Age and growth of whale sharks have been largely unknown and understudied, with only two other papers investigating parameters in whale sharks. Hsu et al. (2014) and Wintner (2000) both examined age and growth in whale sharks utilizing vertebral rings, however, they yielded a variety of estimates. Our research with Maldivian whale sharks expands on these other age and growth studies and provides estimates utilizing a non-invasive aging method from a different geographic region.
This work also allowed me to explore the population and aggregation demographics of the South Ari Atoll as well. I was able to look at the frequency of sizes and ages of whale sharks that we encounter.
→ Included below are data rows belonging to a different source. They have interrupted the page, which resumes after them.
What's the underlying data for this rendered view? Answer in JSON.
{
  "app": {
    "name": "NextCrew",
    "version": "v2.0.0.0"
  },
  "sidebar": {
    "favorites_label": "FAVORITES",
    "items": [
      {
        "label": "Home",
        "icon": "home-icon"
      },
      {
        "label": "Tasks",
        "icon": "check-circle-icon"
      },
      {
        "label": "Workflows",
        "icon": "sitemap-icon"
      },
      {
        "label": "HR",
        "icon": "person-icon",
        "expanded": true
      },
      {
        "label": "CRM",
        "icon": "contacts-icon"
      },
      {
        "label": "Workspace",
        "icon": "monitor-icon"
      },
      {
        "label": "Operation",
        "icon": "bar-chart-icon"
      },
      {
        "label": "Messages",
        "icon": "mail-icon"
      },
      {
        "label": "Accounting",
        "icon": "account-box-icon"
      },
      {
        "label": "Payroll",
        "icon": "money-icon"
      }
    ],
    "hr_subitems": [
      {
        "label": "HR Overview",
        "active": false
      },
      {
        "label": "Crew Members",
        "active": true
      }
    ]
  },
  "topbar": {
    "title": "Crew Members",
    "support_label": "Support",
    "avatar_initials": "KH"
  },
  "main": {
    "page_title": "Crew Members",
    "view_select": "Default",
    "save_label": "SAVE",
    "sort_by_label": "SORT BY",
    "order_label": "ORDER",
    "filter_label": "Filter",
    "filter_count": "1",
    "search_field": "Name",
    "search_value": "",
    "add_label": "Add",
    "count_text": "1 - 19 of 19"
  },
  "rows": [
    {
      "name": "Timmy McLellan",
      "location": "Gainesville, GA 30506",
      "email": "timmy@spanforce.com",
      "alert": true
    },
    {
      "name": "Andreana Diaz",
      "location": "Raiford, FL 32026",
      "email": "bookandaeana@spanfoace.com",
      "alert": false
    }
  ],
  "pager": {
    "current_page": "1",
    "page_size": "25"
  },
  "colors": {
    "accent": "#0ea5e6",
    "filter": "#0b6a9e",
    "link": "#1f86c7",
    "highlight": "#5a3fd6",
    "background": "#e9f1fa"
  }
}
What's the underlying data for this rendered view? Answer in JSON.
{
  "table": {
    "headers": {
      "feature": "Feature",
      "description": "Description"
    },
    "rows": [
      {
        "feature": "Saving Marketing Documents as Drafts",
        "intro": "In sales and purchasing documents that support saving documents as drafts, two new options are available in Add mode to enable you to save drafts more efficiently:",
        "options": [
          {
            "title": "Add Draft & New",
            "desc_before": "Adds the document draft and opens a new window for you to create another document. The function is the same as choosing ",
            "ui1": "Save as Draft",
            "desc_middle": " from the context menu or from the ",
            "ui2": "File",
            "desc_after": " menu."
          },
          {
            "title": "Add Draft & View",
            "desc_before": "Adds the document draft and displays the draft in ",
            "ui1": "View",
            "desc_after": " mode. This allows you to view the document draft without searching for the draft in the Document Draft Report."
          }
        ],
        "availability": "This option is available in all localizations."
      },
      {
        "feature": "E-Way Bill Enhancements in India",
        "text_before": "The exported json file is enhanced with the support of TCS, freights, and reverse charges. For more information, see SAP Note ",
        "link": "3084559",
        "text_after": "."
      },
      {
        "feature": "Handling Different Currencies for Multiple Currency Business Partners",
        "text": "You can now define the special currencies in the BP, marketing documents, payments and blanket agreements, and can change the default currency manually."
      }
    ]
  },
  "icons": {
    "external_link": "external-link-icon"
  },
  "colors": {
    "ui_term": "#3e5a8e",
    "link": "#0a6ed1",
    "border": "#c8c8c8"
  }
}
I found that few sharks were seen past 7.5 m or 25 years of age, right around the maturity for whale sharks. Since my thesis looked at sizes and ages of the Maldivian whale sharks that we encounter, I also investigated size differences between new, transient and returning sharks. I found that new sharks were significantly smaller than returning sharks. These findings coupled with the fact that some whale sharks have shown site fidelity for over a decade and that no large mature sharks have been encountered provide some support for the idea that the South Ari Atoll is serving as a secondary nursery ground, a place where juvenile whale sharks are spending their time growing until maturity.